REVISÃO DE LITERATURA
2.1.
A RAÇA MANGALARGA MARCHADOR
Segundo Casiuch (1997), os primeiros cavalos introduzidos no Brasil, provenientes
da Península Ibérica e das colônias portuguesas no Atlântico, descendiam dos cavalos
Bérberes, Sorraias e Garranos, os quais se adaptaram as condições edafoclimáticas do
Brasil. De acordo com Cabrera (1945), Chieffi (1950) e ABCCMM (1991), a raça
Mangalarga Marchador tem ascendência ibérica, com descendência direta da raça Alter
(Puro Sangue Lusitano), vinda de Portugal com a família real em 1808. Os garanhões
portugueses eram provenientes da Coudelaria de Alter do Chão.

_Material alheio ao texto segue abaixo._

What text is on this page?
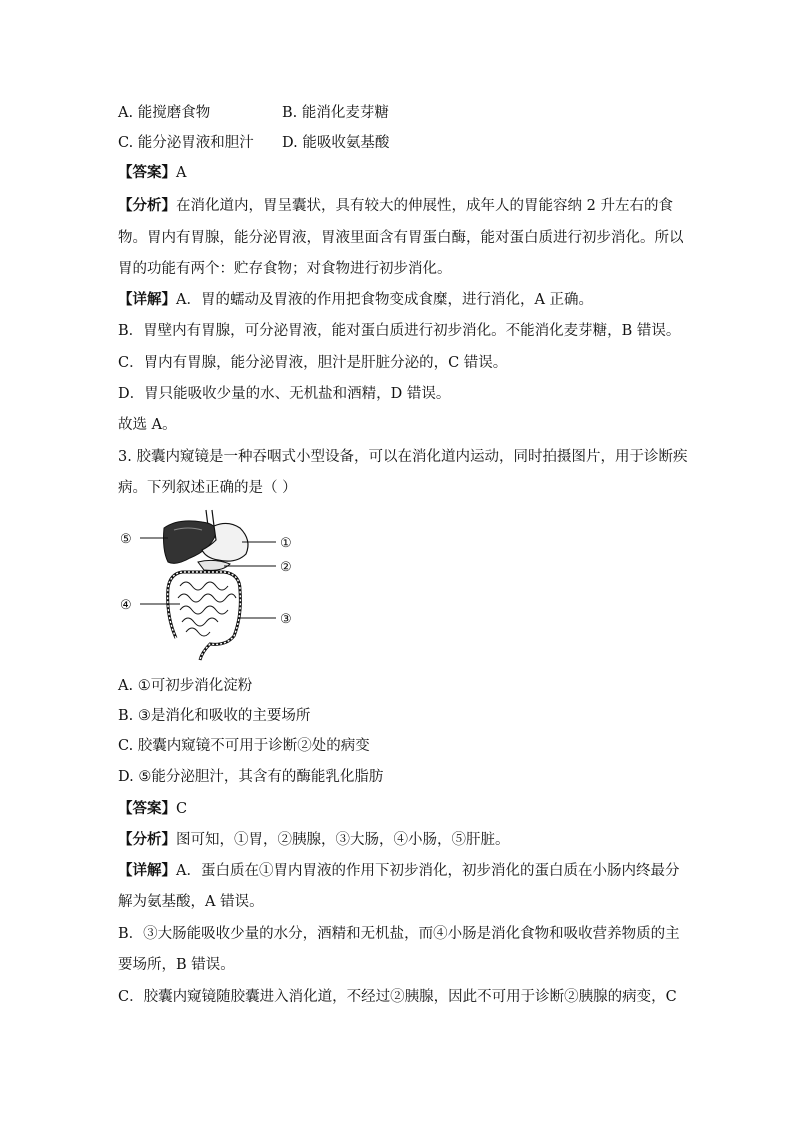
A. 能搅磨食物	B. 能消化麦芽糖
C. 能分泌胃液和胆汁 D. 能吸收氨基酸
【答案】A
【分析】在消化道内，胃呈囊状，具有较大的伸展性，成年人的胃能容纳 2 升左右的食
物。胃内有胃腺，能分泌胃液，胃液里面含有胃蛋白酶，能对蛋白质进行初步消化。所以
胃的功能有两个：贮存食物；对食物进行初步消化。
【详解】A．胃的蠕动及胃液的作用把食物变成食糜，进行消化，A 正确。
B．胃壁内有胃腺，可分泌胃液，能对蛋白质进行初步消化。不能消化麦芽糖，B 错误。
C．胃内有胃腺，能分泌胃液，胆汁是肝脏分泌的，C 错误。
D．胃只能吸收少量的水、无机盐和酒精，D 错误。
故选 A。
3. 胶囊内窥镜是一种吞咽式小型设备，可以在消化道内运动，同时拍摄图片，用于诊断疾
病。下列叙述正确的是（ ）
⑤	①
②
④
③
A. ①可初步消化淀粉
B. ③是消化和吸收的主要场所
C. 胶囊内窥镜不可用于诊断②处的病变
D. ⑤能分泌胆汁，其含有的酶能乳化脂肪
【答案】C
【分析】图可知，①胃，②胰腺，③大肠，④小肠，⑤肝脏。
【详解】A．蛋白质在①胃内胃液的作用下初步消化，初步消化的蛋白质在小肠内终最分
解为氨基酸，A 错误。
B．③大肠能吸收少量的水分，酒精和无机盐，而④小肠是消化食物和吸收营养物质的主
要场所，B 错误。
C．胶囊内窥镜随胶囊进入消化道，不经过②胰腺，因此不可用于诊断②胰腺的病变，C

Em 1738, dom João V fundou em terras de sua propriedade, em Alter do Chão, no
Alentejo, uma coudelaria destinada à seleção de cavalos belos e finos para apresentações
de arte equestre na Picaria Real de Lisboa. Para formar a real manada, dom José utilizou
cavalos e éguas Andaluzes das melhores procedências. Com muito trabalho e dedicação, a
coudelaria de Alter passou a enviar os seus cavalos Alter-Real para reprises de arte
equestre no Picadeiro Real dos Coches, em Lisboa. Com perfeição no rigor da técnica, na
beleza dos movimentos e na elegância das atitudes, o cavalo Alter-Real atingiu o apogeu
entre 1771 e 1800 (Rocha, 1999).
Porém, no final do século 18, começou a formação de uma tempestade que iria
abalar profundamente a situação política da Europa. O distante roncar de trovões e as
faíscas que podiam ser observadas no horizonte de Portugal logo se transformariam nos
estrondos dos canhões e no fogo de artilharia dos exércitos vitoriosos de Napoleão
Bonaparte, que avançavam pela Península Ibérica em direção a Lisboa (Rocha, 1999).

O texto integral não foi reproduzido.